Fauré's Pénélope

Tuesday, January 15, 2013

The Gramophone Choice

Jessye Norman sop Pénelope Jocelyne Talllon mez Euryclée Colette Alliot-Lugaz sop Alkandre Christine Barbaux sop Phylo Danièlle Borst sop Lydie Michèle Command sop Mélantho Norma Lerar sop Cléone Alain Vanzo ten Ulysse Jean Dupouy ten Antinoüs Paul Guigue bar Ctésippe Gérard Friedmann ten Léodés Philippe Huttenlocher bar Eurymaque José Van Dam bass Eumée François Leroux bar Pisandre Jean Laforgue Vocal Ensemble; Monte-Carlo Phllharmonic Orchestra / Charles Dutoit

Warner Classics 2564 68800-4 (124' • ADD • S/N). Buy from Amazon

The six years it took Fauré to complete his Pénélope have been multiplied no less than elevenfold for his 'poème lyrique' to reach the gramophone lists. Fauré has never been – and would never have wanted to be – a composer of vast popular appeal; Pénélope, with its rather pedestrian libretto and lack of stage action (until its violent ending), has not attracted opera-house managements; and its absence of big arias and detachable set-pieces has caused mere voice-fanciers to ignore it. Yet it is a work of outstanding quality, revealing strength as well as lyricism. Not coldly classical but warmly human, it concentrates (like Monteverdi's opera on the same subject) on the story of Ulysses's return, in disguise, to the wife who has lovingly waited 20 years for him, the attempt to bend his great bow by the importunate suitors she has kept at bay by a subterfuge, and Ulysses's eventual proclamation of his identity and slaughter of the detested parasites. Pénélope adopts a Wagnerian system of leading-motives (though the music, apart from the appearance of the Tristan chord, is far from being Wagnerian), and offers its singers, if not much depth of characterization, a great deal of expressive and gratefully written music. The love-theme, a variant of Fauré's favourite rising scale with a sharpened fourth (as in Lydia), is hauntingly beautiful. 

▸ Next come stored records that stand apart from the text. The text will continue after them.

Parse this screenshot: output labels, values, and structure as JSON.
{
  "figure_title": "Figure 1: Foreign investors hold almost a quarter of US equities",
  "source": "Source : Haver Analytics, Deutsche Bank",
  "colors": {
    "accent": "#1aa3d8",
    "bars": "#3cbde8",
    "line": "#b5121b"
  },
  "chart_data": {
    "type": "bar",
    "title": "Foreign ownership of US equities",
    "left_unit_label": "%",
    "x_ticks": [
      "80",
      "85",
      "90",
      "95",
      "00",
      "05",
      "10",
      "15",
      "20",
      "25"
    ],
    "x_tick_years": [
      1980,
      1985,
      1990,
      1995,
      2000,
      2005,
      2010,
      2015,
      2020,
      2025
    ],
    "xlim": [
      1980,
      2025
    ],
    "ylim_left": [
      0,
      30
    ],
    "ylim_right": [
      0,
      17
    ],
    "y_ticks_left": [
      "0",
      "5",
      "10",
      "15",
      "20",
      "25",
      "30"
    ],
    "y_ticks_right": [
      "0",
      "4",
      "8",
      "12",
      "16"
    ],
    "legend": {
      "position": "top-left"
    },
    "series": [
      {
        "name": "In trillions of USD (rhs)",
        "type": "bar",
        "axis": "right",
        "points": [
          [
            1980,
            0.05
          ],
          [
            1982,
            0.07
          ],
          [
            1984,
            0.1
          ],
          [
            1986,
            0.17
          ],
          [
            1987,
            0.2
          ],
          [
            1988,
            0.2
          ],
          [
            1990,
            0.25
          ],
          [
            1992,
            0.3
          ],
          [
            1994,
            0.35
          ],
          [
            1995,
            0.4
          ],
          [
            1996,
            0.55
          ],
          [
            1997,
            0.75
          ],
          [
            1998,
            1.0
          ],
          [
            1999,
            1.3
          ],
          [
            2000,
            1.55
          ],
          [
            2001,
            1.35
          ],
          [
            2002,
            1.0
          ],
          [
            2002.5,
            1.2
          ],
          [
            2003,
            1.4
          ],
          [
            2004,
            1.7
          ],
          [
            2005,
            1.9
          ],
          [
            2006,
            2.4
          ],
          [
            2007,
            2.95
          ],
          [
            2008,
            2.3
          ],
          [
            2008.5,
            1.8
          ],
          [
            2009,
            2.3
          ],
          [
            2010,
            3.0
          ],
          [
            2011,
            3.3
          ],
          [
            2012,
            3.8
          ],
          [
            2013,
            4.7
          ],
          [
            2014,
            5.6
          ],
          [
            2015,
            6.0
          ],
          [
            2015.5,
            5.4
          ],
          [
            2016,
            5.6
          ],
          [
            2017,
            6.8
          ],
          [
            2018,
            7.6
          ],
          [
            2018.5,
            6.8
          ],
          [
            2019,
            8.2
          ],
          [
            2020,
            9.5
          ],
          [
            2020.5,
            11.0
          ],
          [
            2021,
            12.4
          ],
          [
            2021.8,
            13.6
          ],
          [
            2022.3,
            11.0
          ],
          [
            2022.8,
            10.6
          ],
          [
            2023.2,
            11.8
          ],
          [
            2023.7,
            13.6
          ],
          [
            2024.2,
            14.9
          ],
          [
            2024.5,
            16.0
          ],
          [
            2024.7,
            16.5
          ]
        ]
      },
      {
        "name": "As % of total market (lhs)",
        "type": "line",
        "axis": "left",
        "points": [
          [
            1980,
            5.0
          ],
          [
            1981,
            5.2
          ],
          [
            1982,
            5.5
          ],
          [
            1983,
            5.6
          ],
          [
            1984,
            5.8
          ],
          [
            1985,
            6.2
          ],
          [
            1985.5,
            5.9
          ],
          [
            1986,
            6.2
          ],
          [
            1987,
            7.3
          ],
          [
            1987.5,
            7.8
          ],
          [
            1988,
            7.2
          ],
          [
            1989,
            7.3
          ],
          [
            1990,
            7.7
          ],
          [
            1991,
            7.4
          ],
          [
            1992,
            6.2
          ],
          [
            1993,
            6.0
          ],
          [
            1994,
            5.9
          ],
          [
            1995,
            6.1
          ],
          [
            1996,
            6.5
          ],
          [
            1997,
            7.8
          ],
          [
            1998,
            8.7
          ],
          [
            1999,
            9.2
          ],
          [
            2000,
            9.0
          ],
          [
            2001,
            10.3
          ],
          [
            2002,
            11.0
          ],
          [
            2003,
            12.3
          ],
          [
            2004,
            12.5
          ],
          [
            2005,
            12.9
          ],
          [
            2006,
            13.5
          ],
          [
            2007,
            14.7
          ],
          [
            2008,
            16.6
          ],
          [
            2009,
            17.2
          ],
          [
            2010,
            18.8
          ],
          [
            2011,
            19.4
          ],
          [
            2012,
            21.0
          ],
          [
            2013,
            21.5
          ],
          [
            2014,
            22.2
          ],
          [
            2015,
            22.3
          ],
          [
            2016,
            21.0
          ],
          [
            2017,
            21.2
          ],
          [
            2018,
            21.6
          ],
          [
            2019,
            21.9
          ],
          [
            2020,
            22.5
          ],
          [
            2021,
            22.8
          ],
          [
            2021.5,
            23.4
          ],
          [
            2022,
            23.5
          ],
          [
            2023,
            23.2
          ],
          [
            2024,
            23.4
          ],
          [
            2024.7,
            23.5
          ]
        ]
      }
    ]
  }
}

The title-role, on which the opera largely depends, is splendidly sung: Norman noble and tender, exuding a lovable warmth; her upper register is radiant and she shows a wider range of colour, from absorbed thoughtfulness to open scorn of the suitors. As Ulysses Vanzo's singing is mellifluous and musical but insufficiently in character – he certainly sounds far too youthful and healthy to have deceived anyone (least of all his wife) into thinking him a weary old beggar ('qui touche au tombeau'). As the shepherd Eumée, van Dam takes full advantage of the lyrical quality with which Fauré has invested the role and makes the shepherd something of an aristocrat (his legato phrasing is remarkably fine). Huttenlocher as Eurymaque (along with the other suitors) perhaps drops his blustering too suddenly at Penelope's first appearance: so immediate a change of heart does not ring true. But the casting is good, except for an uncertain small-part shepherd in the new one.

Orchestrally the performance is splendid, so do investigate an unjustly neglected work which ranks not far below Debussy's Pélléas et Mélisande as a highpoint in the French lyric theatre.